Lea Judith de la Penha, her mother Judith and father David were arrested and held in Westerbork in July 1943. On July 6th, they were deported to Sobibor in a transport of 2,417 Jews. They arrived on July 9th. Mother, father and little girl were murdered that day. She was six years old. Her tag was found near the camp’s railway platform.

Yoram Haimi [of the Israeli Antiquities Authority[said: “As far as we know, identity tags with children’s names have only been found at Sobibor, and nowhere else. Since the tags are very different from each other, it is evident that this was probably not some organised effort. The children’s identity tags were prepared by their parents, who were probably desperate to ensure that the children’s relatives could be located in the chaos of the Second World War.

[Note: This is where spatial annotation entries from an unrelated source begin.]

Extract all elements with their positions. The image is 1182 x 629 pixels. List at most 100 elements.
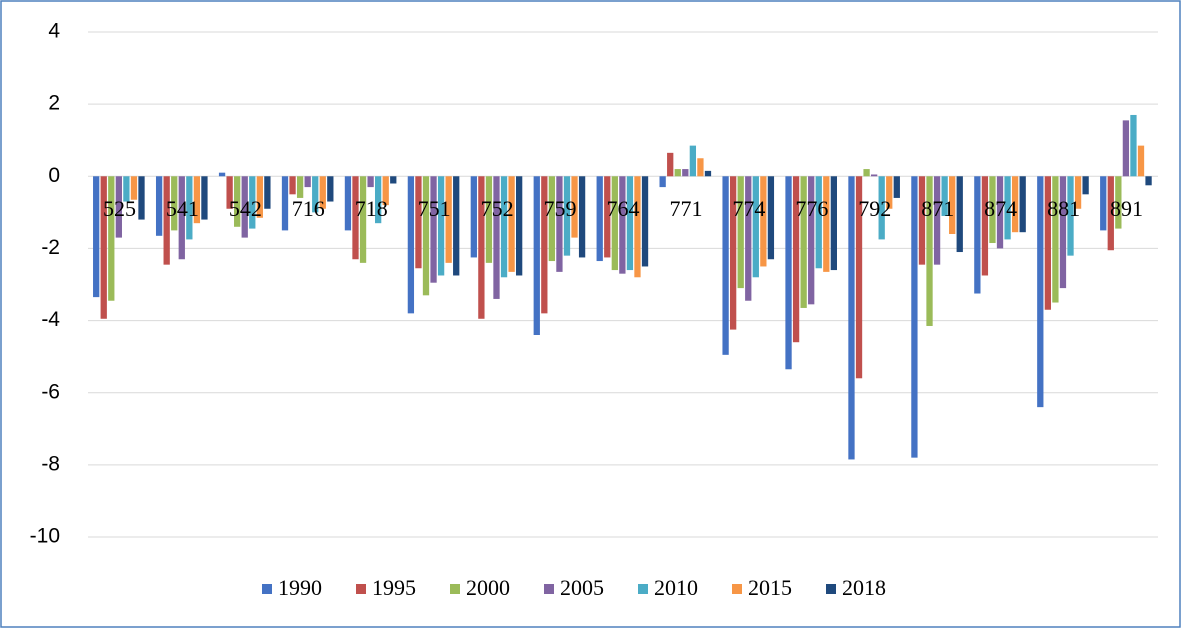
bar xyxy=(1107,176,1114,251)
bar xyxy=(115,176,122,238)
bar xyxy=(722,176,729,355)
bar xyxy=(619,176,626,274)
legend-label: 2018 xyxy=(842,575,886,600)
y-tick-label: -8 xyxy=(41,452,60,475)
bar xyxy=(155,176,163,236)
bar xyxy=(626,176,634,271)
bar xyxy=(1074,176,1082,209)
y-tick-label: -10 xyxy=(30,525,60,548)
bar xyxy=(674,169,681,177)
bar xyxy=(289,176,296,195)
bar xyxy=(123,176,130,202)
bar xyxy=(641,176,649,267)
bar xyxy=(1044,176,1051,310)
bar xyxy=(886,176,893,209)
bar xyxy=(1130,114,1137,177)
bar xyxy=(1037,176,1044,408)
bar xyxy=(218,172,226,177)
category-label: 776 xyxy=(795,196,828,221)
bar xyxy=(422,176,430,296)
y-tick-label: -4 xyxy=(41,308,60,331)
category-label: 764 xyxy=(607,196,640,221)
bar xyxy=(604,176,611,258)
bar xyxy=(382,176,389,206)
bar xyxy=(730,176,737,330)
bar xyxy=(359,176,367,263)
bar xyxy=(138,176,145,220)
bar xyxy=(163,176,170,265)
category-label: 771 xyxy=(669,196,702,221)
bar xyxy=(737,176,744,289)
bar xyxy=(667,152,674,177)
bar xyxy=(830,176,837,271)
y-tick-label: -6 xyxy=(41,380,60,403)
bar xyxy=(171,176,178,231)
category-label: 751 xyxy=(418,196,451,221)
category-label: 774 xyxy=(732,196,765,221)
legend-label: 2000 xyxy=(466,575,510,600)
category-label: 718 xyxy=(355,196,388,221)
bar xyxy=(974,176,981,294)
bar xyxy=(785,176,792,370)
y-tick-label: 4 xyxy=(48,20,60,43)
bar xyxy=(767,176,775,260)
bar xyxy=(319,176,326,209)
bar xyxy=(792,176,800,343)
legend-label: 1995 xyxy=(372,575,416,600)
bar xyxy=(949,176,956,234)
legend-swatch xyxy=(544,584,554,594)
bar xyxy=(855,176,863,379)
category-label: 525 xyxy=(103,196,136,221)
bar xyxy=(1082,176,1089,195)
bar xyxy=(611,176,618,271)
bar xyxy=(1011,176,1019,233)
category-label: 891 xyxy=(1110,196,1143,221)
legend-swatch xyxy=(450,584,460,594)
bar xyxy=(375,176,382,224)
bar xyxy=(752,176,759,278)
bar xyxy=(281,176,289,231)
bar xyxy=(100,176,107,319)
bar xyxy=(808,176,815,305)
bar xyxy=(234,176,241,227)
bar xyxy=(704,170,712,177)
bar xyxy=(508,176,515,272)
bar xyxy=(241,176,248,238)
bar xyxy=(516,176,523,276)
bar xyxy=(578,176,586,258)
bar xyxy=(1004,176,1011,240)
bar xyxy=(415,176,422,269)
legend-label: 2015 xyxy=(748,575,792,600)
bar xyxy=(130,176,138,200)
bar xyxy=(541,176,548,314)
bar xyxy=(312,176,319,213)
bar xyxy=(848,176,855,460)
bar xyxy=(996,176,1004,249)
bar xyxy=(878,176,885,240)
bar xyxy=(193,176,201,224)
bar xyxy=(956,176,963,253)
bar xyxy=(893,176,900,198)
category-label: 541 xyxy=(166,196,199,221)
bar xyxy=(264,176,271,209)
bar xyxy=(327,176,334,202)
bar xyxy=(493,176,500,299)
bar xyxy=(563,176,571,256)
bar xyxy=(1052,176,1059,303)
legend-label: 2005 xyxy=(560,575,604,600)
bar xyxy=(437,176,445,276)
bar xyxy=(933,176,941,265)
bar xyxy=(470,176,477,258)
bar xyxy=(304,176,311,188)
category-label: 881 xyxy=(1047,196,1080,221)
bar xyxy=(226,176,233,209)
bar xyxy=(815,176,822,269)
bar xyxy=(485,176,493,263)
bar xyxy=(93,176,100,298)
bar xyxy=(689,145,697,177)
bar xyxy=(760,176,767,267)
bar xyxy=(407,176,415,314)
bar xyxy=(201,176,208,220)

Lea, Annie and Deddie’s tags have enabled us to link faces and stories to the names, which until now had only been anonymous entries in Nazi lists. Archaeological excavation provides us with an opportunity to tell the victims’ stories and to honour their memory.”

Researchers were able to trace the childrens’ final movements because they were all sent to Camp Westerbork before their final deportation to Sobibor. Today the Herinneringscentrum Kamp Westerbork is a memorial center dedicated to the 102,000 people who were imprisoned there. Records of the four children, their happy pasts, their tragic ends, were found in the center’s archives.

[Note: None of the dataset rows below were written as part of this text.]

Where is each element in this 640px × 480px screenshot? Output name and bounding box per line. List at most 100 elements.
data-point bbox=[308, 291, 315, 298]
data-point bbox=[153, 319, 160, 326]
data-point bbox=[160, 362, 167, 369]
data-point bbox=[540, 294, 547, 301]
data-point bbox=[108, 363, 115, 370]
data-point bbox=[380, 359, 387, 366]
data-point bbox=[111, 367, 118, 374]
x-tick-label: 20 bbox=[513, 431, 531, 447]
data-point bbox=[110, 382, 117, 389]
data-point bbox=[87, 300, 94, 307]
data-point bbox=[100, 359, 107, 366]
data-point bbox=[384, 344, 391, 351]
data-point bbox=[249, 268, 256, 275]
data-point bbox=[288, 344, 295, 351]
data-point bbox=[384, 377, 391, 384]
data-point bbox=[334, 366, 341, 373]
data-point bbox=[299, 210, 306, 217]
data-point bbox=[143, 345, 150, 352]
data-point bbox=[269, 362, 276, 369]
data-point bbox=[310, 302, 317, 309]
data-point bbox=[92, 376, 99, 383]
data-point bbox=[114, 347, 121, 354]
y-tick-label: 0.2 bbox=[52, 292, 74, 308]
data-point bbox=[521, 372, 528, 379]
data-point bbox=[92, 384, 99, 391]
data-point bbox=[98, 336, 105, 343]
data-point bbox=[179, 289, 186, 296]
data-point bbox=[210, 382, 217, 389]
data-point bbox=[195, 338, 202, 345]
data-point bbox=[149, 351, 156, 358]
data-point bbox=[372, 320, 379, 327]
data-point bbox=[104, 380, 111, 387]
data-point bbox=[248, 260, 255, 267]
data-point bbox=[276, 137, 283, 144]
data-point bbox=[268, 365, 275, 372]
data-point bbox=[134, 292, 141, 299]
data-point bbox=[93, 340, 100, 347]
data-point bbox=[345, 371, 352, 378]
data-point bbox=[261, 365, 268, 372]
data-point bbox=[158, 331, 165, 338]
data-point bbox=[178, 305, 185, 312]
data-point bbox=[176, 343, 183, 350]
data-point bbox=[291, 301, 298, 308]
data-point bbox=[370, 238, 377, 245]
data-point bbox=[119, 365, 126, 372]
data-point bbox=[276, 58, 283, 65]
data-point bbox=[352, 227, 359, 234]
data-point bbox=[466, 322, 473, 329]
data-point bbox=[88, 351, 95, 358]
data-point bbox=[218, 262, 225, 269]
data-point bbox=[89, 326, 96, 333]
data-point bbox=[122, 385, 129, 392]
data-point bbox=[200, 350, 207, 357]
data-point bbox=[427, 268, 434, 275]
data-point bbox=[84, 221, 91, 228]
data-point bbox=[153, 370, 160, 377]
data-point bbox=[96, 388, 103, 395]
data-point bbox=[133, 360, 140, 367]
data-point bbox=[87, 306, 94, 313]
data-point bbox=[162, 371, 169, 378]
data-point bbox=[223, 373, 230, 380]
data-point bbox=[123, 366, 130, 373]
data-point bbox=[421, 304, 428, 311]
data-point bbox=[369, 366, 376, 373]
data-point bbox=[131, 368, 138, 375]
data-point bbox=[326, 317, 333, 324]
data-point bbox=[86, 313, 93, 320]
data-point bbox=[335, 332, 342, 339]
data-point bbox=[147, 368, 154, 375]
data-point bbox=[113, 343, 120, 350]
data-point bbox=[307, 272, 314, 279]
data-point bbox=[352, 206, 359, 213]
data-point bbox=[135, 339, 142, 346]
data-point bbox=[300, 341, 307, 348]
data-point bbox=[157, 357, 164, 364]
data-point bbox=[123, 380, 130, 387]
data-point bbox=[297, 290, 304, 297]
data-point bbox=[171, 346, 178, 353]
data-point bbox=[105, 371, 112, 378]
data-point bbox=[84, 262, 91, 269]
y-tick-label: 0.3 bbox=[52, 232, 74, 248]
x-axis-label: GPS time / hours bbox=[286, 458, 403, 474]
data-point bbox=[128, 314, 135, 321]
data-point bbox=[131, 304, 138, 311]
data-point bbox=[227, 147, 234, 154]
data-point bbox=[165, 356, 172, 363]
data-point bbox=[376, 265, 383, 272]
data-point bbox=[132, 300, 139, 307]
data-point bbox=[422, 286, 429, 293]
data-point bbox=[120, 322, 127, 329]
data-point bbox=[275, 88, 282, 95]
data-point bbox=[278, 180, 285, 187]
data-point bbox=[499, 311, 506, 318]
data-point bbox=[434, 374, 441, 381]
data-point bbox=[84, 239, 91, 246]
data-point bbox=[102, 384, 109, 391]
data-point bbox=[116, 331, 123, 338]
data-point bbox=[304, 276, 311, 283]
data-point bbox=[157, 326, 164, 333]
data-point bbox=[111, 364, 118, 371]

Mr Haimi recalled: “I have been excavating at Sobibor for ten years, but this is the hardest day I have ever had. As we stood holding the tags in the field, beside the crematoria, we contacted the centre and we gave them the names. They responded immediately. By phone, we received photos of smiling young children. The hardest thing was to learn that some of the children whose tags we held in our hands reached Sobibor on a children’s transport– 1,300 little children, aged four to eight, who were sent here to die alone, without their parents. I looked at the photos and asked myself, how could anyone have been so cruel?”